REview: Z (2019) | This Movie Shouldn’t Be This Good

Maybe at this point I’ve become a bit jaded because Brandon Christensen’s Z shouldn’t work as well as it does.

The movie starts out deceptively simple, sort of like The Bad Seed (1956) or The Good Son (1993) – stories revolving around murderous, psychotic children – then with barely the blink of an eye changes to The Babadook (2014) THEN morphs into The Entity (1982).

And it’s not that it does so almost seamlessly that’s so amazing, but that it manages to do so without feeling overstuffed or that the writers of the screenplay should maybe have restrained themselves because for me one of the worse feelings you can get from a movie is being manipulated, from feeling the screenwriters and directors pullings strings behind the scenes.

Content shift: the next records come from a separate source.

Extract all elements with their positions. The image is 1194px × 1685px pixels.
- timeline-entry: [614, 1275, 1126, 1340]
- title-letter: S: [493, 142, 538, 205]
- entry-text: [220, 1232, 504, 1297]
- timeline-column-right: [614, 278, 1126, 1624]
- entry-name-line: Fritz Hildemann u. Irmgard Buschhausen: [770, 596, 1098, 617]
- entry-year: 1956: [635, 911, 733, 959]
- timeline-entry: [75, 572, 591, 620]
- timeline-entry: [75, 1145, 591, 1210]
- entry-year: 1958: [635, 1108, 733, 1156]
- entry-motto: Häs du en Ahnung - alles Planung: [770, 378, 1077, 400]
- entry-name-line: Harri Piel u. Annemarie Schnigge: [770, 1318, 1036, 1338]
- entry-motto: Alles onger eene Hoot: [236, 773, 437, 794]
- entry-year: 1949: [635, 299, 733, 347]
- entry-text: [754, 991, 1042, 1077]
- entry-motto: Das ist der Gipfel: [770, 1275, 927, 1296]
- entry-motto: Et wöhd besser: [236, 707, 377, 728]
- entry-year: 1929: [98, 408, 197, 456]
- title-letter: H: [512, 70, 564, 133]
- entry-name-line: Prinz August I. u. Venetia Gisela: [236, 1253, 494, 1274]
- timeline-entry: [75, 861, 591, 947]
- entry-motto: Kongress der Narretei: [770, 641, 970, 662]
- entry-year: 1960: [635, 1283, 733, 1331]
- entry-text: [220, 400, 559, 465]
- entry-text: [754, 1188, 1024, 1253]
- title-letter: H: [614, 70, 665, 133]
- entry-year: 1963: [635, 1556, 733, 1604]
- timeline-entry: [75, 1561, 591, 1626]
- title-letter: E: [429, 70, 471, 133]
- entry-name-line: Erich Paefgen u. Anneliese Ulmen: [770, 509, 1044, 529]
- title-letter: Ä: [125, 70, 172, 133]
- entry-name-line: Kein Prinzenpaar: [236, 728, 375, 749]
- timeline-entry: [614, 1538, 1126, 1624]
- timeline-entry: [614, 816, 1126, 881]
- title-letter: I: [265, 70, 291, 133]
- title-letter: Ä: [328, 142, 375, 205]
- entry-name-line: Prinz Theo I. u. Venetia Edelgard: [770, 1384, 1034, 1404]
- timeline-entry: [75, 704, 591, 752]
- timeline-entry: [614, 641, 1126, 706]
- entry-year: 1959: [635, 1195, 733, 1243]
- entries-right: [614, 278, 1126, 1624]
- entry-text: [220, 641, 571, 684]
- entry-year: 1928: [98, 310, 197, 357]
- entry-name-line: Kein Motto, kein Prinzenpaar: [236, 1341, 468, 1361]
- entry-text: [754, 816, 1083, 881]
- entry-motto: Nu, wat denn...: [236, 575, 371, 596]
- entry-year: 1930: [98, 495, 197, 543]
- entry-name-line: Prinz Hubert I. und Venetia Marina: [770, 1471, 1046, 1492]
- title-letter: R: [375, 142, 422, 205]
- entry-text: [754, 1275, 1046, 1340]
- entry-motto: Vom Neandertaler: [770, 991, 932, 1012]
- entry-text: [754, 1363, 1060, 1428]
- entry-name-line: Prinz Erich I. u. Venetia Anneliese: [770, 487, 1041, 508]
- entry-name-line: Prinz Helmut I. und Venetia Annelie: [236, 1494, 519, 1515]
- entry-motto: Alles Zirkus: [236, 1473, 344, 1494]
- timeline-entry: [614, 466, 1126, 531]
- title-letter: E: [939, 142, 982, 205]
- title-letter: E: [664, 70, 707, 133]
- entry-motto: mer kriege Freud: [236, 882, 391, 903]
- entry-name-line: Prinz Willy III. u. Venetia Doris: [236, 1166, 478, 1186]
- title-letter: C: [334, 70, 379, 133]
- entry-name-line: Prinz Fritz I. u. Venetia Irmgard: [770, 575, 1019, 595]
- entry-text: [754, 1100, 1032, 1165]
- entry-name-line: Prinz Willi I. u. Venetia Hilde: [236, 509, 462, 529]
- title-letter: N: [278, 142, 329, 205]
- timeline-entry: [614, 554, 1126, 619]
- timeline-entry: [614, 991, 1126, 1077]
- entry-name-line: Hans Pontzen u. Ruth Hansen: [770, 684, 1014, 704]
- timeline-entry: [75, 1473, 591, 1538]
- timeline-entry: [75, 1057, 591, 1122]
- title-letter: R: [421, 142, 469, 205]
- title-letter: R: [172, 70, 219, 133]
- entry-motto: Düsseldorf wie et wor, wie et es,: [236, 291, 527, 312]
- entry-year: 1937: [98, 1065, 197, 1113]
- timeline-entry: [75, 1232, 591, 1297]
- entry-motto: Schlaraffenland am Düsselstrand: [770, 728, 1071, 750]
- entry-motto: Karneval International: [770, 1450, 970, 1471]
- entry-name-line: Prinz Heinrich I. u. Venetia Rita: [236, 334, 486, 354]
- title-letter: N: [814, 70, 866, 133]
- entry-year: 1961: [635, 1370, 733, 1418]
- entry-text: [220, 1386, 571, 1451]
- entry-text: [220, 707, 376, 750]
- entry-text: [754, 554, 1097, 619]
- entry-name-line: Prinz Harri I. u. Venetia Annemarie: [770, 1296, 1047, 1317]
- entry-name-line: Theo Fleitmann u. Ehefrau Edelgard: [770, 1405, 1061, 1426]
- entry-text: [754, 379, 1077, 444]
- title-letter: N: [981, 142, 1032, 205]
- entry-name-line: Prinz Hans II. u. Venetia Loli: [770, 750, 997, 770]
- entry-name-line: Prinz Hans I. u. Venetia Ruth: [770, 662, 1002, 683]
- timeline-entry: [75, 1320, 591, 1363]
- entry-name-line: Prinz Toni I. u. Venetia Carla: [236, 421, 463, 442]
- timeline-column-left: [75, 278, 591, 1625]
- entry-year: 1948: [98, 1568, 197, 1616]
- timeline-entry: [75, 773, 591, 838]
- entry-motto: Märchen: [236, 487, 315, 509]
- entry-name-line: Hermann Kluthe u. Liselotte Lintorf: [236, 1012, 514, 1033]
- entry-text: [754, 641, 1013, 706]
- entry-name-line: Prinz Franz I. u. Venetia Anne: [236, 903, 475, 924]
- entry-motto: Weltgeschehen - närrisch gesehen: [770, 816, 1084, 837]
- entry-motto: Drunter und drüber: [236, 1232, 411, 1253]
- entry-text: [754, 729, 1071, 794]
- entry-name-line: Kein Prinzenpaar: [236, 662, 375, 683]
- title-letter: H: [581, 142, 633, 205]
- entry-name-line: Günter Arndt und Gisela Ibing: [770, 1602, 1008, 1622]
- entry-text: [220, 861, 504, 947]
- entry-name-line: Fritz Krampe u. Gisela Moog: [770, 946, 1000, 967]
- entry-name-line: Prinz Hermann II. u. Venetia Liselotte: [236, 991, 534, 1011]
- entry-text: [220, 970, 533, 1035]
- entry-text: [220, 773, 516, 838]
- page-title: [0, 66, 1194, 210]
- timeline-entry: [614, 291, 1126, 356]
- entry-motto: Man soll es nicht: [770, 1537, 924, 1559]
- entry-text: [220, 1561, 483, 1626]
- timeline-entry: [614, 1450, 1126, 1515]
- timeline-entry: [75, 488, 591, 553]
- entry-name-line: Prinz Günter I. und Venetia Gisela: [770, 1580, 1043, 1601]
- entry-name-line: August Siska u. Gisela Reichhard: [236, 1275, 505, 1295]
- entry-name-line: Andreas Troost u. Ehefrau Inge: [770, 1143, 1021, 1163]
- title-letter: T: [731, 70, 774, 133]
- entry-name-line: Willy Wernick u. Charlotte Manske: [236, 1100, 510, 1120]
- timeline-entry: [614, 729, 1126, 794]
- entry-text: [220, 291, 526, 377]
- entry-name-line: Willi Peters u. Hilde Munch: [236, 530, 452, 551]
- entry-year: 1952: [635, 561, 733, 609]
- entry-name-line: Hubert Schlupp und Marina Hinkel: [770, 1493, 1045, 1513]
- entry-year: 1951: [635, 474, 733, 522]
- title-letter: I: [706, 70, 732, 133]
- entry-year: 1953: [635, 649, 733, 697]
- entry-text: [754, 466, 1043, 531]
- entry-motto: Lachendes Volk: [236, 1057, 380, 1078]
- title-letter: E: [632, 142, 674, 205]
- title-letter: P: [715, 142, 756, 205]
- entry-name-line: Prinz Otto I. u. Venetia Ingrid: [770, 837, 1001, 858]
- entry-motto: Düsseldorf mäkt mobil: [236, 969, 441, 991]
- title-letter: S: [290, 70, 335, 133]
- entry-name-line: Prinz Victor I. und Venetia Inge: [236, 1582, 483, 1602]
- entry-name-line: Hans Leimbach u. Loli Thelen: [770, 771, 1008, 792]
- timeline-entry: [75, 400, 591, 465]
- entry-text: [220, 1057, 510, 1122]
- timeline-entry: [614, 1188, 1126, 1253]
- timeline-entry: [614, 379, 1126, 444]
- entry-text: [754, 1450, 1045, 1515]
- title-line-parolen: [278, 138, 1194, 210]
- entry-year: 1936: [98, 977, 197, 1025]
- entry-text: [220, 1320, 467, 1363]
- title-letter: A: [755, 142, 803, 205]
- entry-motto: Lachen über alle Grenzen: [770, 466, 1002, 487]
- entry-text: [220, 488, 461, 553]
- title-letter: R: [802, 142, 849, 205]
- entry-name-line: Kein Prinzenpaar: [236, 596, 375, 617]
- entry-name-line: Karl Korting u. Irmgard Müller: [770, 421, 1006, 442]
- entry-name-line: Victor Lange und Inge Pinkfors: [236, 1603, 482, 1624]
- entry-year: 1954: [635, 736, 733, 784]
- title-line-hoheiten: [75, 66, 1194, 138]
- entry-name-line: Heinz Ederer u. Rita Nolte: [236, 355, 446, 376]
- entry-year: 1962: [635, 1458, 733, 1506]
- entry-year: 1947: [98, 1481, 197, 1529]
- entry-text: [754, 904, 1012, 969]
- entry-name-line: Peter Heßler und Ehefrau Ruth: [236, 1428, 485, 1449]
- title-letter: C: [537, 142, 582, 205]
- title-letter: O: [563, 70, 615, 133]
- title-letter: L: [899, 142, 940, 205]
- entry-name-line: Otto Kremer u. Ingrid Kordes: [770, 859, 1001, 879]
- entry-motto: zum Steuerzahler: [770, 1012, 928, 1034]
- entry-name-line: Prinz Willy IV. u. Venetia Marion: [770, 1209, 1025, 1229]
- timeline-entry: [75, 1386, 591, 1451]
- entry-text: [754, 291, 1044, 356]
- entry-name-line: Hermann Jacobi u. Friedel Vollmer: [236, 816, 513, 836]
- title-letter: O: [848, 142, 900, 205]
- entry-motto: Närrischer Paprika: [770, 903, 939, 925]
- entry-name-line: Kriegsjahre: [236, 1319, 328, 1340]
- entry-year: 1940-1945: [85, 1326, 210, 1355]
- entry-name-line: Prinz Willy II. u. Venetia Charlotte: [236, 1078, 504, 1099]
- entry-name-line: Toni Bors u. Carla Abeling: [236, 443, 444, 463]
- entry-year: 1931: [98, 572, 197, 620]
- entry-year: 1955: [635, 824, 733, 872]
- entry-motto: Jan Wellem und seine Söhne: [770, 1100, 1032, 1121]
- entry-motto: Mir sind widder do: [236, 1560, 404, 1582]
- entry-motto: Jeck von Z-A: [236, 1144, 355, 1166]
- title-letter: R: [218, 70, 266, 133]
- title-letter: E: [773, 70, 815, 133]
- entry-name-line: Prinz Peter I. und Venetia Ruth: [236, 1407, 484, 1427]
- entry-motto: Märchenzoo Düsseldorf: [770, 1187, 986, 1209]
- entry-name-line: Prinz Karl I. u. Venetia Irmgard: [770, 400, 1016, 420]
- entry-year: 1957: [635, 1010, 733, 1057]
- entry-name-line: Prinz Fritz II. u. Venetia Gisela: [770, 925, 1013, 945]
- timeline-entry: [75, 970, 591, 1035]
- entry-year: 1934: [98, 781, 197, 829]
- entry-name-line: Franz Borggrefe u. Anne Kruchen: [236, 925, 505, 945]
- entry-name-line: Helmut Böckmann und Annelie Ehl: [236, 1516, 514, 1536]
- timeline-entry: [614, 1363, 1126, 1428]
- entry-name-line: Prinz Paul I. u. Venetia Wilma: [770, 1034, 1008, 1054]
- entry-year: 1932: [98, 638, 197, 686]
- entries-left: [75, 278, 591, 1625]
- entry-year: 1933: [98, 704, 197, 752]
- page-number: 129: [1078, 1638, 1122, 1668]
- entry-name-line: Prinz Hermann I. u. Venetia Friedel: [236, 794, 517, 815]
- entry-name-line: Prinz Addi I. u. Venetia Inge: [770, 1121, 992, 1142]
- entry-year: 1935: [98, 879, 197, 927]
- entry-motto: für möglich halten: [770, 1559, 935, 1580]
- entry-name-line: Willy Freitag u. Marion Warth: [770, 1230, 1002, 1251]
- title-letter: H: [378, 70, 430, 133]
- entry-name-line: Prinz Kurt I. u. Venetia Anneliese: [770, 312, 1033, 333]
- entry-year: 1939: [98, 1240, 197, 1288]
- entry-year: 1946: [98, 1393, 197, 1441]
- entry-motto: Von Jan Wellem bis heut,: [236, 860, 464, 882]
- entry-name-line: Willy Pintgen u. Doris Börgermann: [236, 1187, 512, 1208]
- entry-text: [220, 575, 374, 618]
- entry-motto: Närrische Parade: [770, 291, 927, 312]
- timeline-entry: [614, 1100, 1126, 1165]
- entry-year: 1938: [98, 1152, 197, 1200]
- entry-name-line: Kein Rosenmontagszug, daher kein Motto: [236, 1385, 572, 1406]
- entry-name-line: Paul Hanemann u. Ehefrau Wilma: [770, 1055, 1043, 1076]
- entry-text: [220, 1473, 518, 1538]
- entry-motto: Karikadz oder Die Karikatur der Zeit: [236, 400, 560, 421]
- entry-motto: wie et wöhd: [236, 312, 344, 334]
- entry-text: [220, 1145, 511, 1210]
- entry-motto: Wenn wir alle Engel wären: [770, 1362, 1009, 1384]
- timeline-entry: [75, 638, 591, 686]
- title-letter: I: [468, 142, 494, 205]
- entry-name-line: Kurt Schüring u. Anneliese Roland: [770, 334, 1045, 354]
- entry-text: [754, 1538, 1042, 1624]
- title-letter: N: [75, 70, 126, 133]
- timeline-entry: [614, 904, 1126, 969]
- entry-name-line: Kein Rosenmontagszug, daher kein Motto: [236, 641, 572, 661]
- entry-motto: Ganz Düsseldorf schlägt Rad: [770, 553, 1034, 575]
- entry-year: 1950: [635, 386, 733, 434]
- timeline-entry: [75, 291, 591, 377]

It’s worth mentioning that the minute you start feeling that way about a movie, it’s failed because that suspension of belief is important.

And did I mention that it as co-stars the great Stephen McHattie?

Though Z is very much the story of Elizabeth Parsons (Keegan Connor Tracy) and her son, Joshua (Jett Klyne) and despite the bulk of the movie centered around their characters, they carry it remarkably well.

Though as much credit should go to director Brandon Christensen – who co-wrote it with Colin Minihan – because he manages to somehow take ideas we’ve seen many times before yet jigger things enough that you don’t think you’re watching ideas that have been around for quite awhile.